Heinrich Borgmeier resolveu deixar o ginásio, vir para o Brasil e fazer-se franciscano. Pelo jeito, tudo se deu com muita rapidez. Sua chegada ao Brasil se deu em 18 de outubro de 1910. A recomendação do vigário, que foi enviada pelo correio, menciona seu grande interesse nas aulas de religião e sua participação nos retiros espirituais organizados para os ginasianos nos anos anteriores. Pela época do natal, já em Rodeio, ao preencher o questionário dos aspirantes, no qual tinha que indicar os motivos do seu passo apressado, diz: “Viver para Deus e trabalhar por Ele”. O acréscimo da palavra “trabalhar” é característico de Frei Tomás, pois foi acima de tudo um homem de produção, de trabalho insano e persistente.
Seguiram-se, então, os anos de formação franciscana: a vestição em 19 de janeiro de 1911, em Rodeio; a profissão simples no mesmo lugar, a 20 de janeiro de 1912. Nos anos de 1912 a 1914 esteve em Curitiba como estudante de Filosofia, e nos anos de 1915 a 1918, os estudos de Teologia, em Petrópolis.
Em 1917, o encontro casual de Frei Tomás com o Dr. Hermann von Jhering, que fora diretor do Museu Paulista, iria determinar o seu futuro. Frei Tomás manifestou seu plano de estudar as formigas da nossa fauna e Dr. Hermann ofereceu sua biblioteca mirmecológica pelo preço de um conto de réis. Frei Tomás disse que os seus superiores dificilmente concordariam com tão elevada despesa. Um ano mais tarde, já em Petrópolis, recebeu um grande caixote com livros: era a tal biblioteca, que havia sido doada por um amigo anônimo do Rio de Janeiro.

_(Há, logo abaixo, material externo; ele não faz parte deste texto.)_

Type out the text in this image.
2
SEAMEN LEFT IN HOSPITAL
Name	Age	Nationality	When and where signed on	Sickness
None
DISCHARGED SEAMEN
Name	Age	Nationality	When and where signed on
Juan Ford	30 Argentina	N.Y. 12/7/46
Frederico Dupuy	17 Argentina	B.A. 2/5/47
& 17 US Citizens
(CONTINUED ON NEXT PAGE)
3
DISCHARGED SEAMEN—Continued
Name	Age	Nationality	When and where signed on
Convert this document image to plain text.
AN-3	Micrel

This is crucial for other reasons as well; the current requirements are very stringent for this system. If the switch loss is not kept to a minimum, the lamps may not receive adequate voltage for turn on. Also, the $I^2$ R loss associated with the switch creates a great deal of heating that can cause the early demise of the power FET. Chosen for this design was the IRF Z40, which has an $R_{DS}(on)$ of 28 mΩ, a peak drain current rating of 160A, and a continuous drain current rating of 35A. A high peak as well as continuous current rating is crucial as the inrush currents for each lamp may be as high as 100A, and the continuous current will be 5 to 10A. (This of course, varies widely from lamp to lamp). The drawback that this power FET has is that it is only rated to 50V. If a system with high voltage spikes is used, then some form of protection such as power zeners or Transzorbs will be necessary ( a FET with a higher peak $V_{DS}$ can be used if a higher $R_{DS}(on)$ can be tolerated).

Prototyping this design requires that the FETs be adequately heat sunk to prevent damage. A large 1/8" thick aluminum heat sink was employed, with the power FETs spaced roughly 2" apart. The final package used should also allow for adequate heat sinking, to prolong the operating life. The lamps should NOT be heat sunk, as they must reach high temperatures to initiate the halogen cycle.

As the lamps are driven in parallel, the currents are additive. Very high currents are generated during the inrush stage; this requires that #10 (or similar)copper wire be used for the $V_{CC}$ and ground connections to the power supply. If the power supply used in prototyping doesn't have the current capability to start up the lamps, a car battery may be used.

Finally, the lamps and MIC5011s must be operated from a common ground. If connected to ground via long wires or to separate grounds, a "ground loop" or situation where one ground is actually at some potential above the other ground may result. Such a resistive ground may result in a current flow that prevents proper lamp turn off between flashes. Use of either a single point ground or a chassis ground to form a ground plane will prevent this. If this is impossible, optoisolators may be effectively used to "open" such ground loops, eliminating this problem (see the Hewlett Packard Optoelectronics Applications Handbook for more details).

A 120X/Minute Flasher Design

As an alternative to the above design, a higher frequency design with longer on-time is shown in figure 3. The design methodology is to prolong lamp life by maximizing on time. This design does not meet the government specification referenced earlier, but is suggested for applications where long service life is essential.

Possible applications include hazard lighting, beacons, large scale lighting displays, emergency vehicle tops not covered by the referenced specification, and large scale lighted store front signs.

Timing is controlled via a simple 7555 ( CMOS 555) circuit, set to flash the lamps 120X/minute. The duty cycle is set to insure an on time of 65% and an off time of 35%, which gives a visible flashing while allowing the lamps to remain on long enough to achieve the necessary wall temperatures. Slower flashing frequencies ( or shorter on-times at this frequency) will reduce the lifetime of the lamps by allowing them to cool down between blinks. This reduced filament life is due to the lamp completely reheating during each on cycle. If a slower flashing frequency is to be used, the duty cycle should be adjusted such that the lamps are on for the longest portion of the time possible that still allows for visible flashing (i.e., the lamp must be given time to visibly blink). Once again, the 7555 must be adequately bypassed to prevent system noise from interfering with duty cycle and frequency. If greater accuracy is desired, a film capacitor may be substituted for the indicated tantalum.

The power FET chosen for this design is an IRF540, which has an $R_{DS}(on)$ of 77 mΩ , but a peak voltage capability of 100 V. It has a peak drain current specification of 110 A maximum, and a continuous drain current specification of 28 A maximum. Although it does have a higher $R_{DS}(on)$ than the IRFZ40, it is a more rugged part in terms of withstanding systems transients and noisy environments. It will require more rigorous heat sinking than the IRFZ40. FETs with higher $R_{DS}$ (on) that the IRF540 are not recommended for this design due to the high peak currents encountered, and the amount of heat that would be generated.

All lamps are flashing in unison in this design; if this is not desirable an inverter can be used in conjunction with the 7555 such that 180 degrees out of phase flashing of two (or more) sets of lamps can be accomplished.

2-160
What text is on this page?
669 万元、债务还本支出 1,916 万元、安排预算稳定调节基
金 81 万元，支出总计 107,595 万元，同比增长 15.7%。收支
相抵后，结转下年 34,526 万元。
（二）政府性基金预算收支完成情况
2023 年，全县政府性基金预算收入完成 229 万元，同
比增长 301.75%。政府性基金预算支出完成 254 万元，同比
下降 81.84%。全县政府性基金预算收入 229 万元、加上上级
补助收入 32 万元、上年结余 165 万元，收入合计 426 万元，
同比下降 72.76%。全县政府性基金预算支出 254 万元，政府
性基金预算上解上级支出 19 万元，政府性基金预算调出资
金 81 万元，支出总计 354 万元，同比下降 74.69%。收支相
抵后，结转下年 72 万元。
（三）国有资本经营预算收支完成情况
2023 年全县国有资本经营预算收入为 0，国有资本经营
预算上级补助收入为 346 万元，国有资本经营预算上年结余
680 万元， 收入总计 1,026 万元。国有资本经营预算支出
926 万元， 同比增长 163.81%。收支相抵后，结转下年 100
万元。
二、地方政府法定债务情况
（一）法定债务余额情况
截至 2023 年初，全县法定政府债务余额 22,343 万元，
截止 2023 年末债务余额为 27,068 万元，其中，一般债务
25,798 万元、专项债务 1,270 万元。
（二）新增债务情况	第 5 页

O surto de se dedicar às pesquisas científicas devem ter causado uma certa estranheza e perplexidade a seus superiores. Pois a linha de trabalho e com isto também do interesse da Província recém restaurada coincidia principalmente com a pastoral aplicada nas paróquias e grandes conventos. Verdade é que o gelo já tinha sido quebrado por Frei Pedro Sinzig, um invulgar pioneiro cultural, e a própria Editora Vozes, sobretudo pela revista “Vozes de Petrópolis”, já dera um cunho intelectual à casa dos estudos teológicos de Petrópolis.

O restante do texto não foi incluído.